22/01/2019 às 08h45min - Atualizada em 22/01/2019 às 08h45min

O tênis

ANA MARIA COELHO CARVALHO
 Na poesia "Desejos", de Carlos Drummond de Andrade, ele deseja às pessoas coisas simples, singelas e gostosas, que fazem parte do cotidiano e que muitas vezes a gente nem percebe. Entre outros desejos, escreveu: "desejo a vocês fruto do mato, cheiro de jardim, namoro no portão, filme antigo na TV, ver a banda passar, noite de lua cheia, sarar de resfriado, tomar banho de cachoeira, queijo com goiabada, bater palmas de alegria, calçar um velho chinelo, sentar numa velha poltrona, ouvir a chuva no telhado, bolero de Ravel..."

Tenho certeza de que o Zé, meu marido, se lesse essa poesia, gostaria mesmo era de sentar na velha poltrona e, principalmente, de calçar um velho chinelo. Ou uma botina velha ou um tênis arregaçado. O problema é que o pé dele é gordinho, alto e quadradinho na frente (bico fino, nem pensar), por isso é árduo encontrar algum calçado que fique confortável. Quando encontra, usa o mesmo sapato por anos, até acabar. Certa vez, quando ainda jogava futebol duas vezes por semana, descobriu na hora do jogo que o tênis preto de lona tinha rasgado todo na lateral. Jamais deixaria de jogar por causa de um detalhe desses. Ressuscitou um tênis branco que já tinha encostado: calçou o pé direito com o tênis preto que estava bom, e o pé esquerdo, com o tênis branco, acreditem ou não. A turma do futebol, no começo, achou engraçado. Mas ele continuou em outras partidas com um pé branco e outro preto e eles se revoltaram. O Zé estava confundindo o time, pois na correria não sabiam se ele era um ou dois jogadores. Fizeram uma "vaquinha" e deram um tênis novo de presente para ele.

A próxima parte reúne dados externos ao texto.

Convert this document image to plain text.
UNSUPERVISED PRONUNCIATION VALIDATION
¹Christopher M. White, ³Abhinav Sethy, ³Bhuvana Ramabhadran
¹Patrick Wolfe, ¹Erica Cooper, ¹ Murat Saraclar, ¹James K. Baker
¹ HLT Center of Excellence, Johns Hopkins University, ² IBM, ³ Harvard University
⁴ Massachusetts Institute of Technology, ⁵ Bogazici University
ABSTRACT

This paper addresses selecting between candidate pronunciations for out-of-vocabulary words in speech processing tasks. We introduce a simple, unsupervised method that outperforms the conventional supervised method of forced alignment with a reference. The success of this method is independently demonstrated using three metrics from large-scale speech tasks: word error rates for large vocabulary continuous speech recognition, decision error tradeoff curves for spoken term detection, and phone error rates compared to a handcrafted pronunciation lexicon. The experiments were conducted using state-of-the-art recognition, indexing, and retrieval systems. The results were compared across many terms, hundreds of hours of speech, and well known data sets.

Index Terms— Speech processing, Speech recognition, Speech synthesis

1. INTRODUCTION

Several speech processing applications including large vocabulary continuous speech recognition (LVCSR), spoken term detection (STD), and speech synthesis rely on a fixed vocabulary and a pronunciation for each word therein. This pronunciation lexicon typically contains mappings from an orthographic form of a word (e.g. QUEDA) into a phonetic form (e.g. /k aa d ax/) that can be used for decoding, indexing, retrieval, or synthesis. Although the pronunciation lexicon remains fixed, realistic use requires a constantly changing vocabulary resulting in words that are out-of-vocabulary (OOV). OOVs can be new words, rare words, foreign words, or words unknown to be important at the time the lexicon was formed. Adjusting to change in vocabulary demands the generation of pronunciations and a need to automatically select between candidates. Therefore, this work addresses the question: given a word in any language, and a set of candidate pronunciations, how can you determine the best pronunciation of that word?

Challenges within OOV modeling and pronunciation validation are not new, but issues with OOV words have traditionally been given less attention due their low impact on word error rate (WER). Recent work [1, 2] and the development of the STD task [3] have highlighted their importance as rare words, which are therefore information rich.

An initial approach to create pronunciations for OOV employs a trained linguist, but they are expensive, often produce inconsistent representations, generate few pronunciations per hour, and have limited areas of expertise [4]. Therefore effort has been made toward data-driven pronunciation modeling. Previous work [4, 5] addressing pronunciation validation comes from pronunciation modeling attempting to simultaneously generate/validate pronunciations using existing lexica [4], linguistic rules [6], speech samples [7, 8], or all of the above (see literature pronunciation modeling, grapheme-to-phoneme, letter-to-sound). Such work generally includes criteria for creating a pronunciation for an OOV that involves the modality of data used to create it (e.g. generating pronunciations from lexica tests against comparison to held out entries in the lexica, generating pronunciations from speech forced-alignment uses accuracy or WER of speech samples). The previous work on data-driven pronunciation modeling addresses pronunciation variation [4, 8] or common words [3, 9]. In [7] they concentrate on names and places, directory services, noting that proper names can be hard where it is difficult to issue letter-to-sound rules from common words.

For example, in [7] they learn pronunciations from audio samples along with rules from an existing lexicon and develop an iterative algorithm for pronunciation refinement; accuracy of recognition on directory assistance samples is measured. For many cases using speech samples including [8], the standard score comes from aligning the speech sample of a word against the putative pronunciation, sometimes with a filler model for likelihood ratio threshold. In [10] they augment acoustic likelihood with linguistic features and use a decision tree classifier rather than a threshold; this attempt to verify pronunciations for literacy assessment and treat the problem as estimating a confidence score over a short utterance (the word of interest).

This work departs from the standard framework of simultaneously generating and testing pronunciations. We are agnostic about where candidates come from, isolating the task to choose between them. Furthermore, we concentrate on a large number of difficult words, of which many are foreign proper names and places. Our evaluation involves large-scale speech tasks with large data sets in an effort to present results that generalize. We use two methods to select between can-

E agora, no Natal, aconteceu um fato inédito. Quando tudo se acalmou depois da ceia, do Papai Noel, do amigo da onça e das preces para o Menino Jesus, fui guardar alguns presentes que o Zé ganhou (o aniversário dele é nas vésperas do Natal). Retirei algumas roupas e objetos do armário para encaixar os presentes. Absorta na tarefa, deparei-me com uma caixa de sapato no chão, perto dos outros presentes do Natal. Curiosa, abri e encontrei um tênis preto, de cano alto, de material emborrachado sintético com costuras brancas em ziguezague, solado de borracha, com design bonito, novinho. Surpresa, perguntei ao Zé quem tinha dado para ele. Meio sem jeito e sem graça, respondeu que não sabia, não se lembrava. Argumentei que era muito descaso ganhar um presente bom como aquele e nem saber quem deu. Entusiasmado, ele calçou para ver se servia e ficou encantado: era macio, confortável, não machucava, dava o apoio necessário para a caminhada, daria até para correr e saltar. Andava pra lá e pra cá no quarto, impressionado como alguém adivinhou exatamente como deveria ser um tênis para ele, que tinha um pé tão difícil. Resolvemos tirar uma foto e colocar no grupo de WhatsApp da família, para descobrir quem foi e agradecer. Ninguém se manifestou, apenas um filho perguntou: "será que era para ele mesmo?" Quando li isso, lembrei-me de tudo: foi o Zé quem comprou o tênis! Há uns seis meses, eu tinha conseguido arrastá-lo a uma loja de calçados para comprar uma sandália. Ele gostou desse tênis e insistiu em levá-lo. Eu disse para não levar, que ele não usaria até a sandália acabar. Ele insistiu, com cinismo: "Posso?" Daí levou, guardou no armário e esqueceu. Quando desocupei o armário, o tênis veio junto e se misturou com os outros presentes. Resumindo, foi ele quem deu o presente para si mesmo. Ele não se lembrava, nem eu.
 
Assim, mesmo o Drummond desejando tantas coisas boas para a gente, só posso terminar com um texto divertido que li na internet: "não sei quem inventou essa bagaça de melhor idade...Melhor idade uma pinóia! Acho o papel e perco a caneta. Quando acho a caneta já não sei mais onde coloquei o papel. Quando consigo unir os dois, cadê ‘ozóculos’? E quando acho os três já não me lembro mais o que escrever... Eu, heim..Ô rái!!!"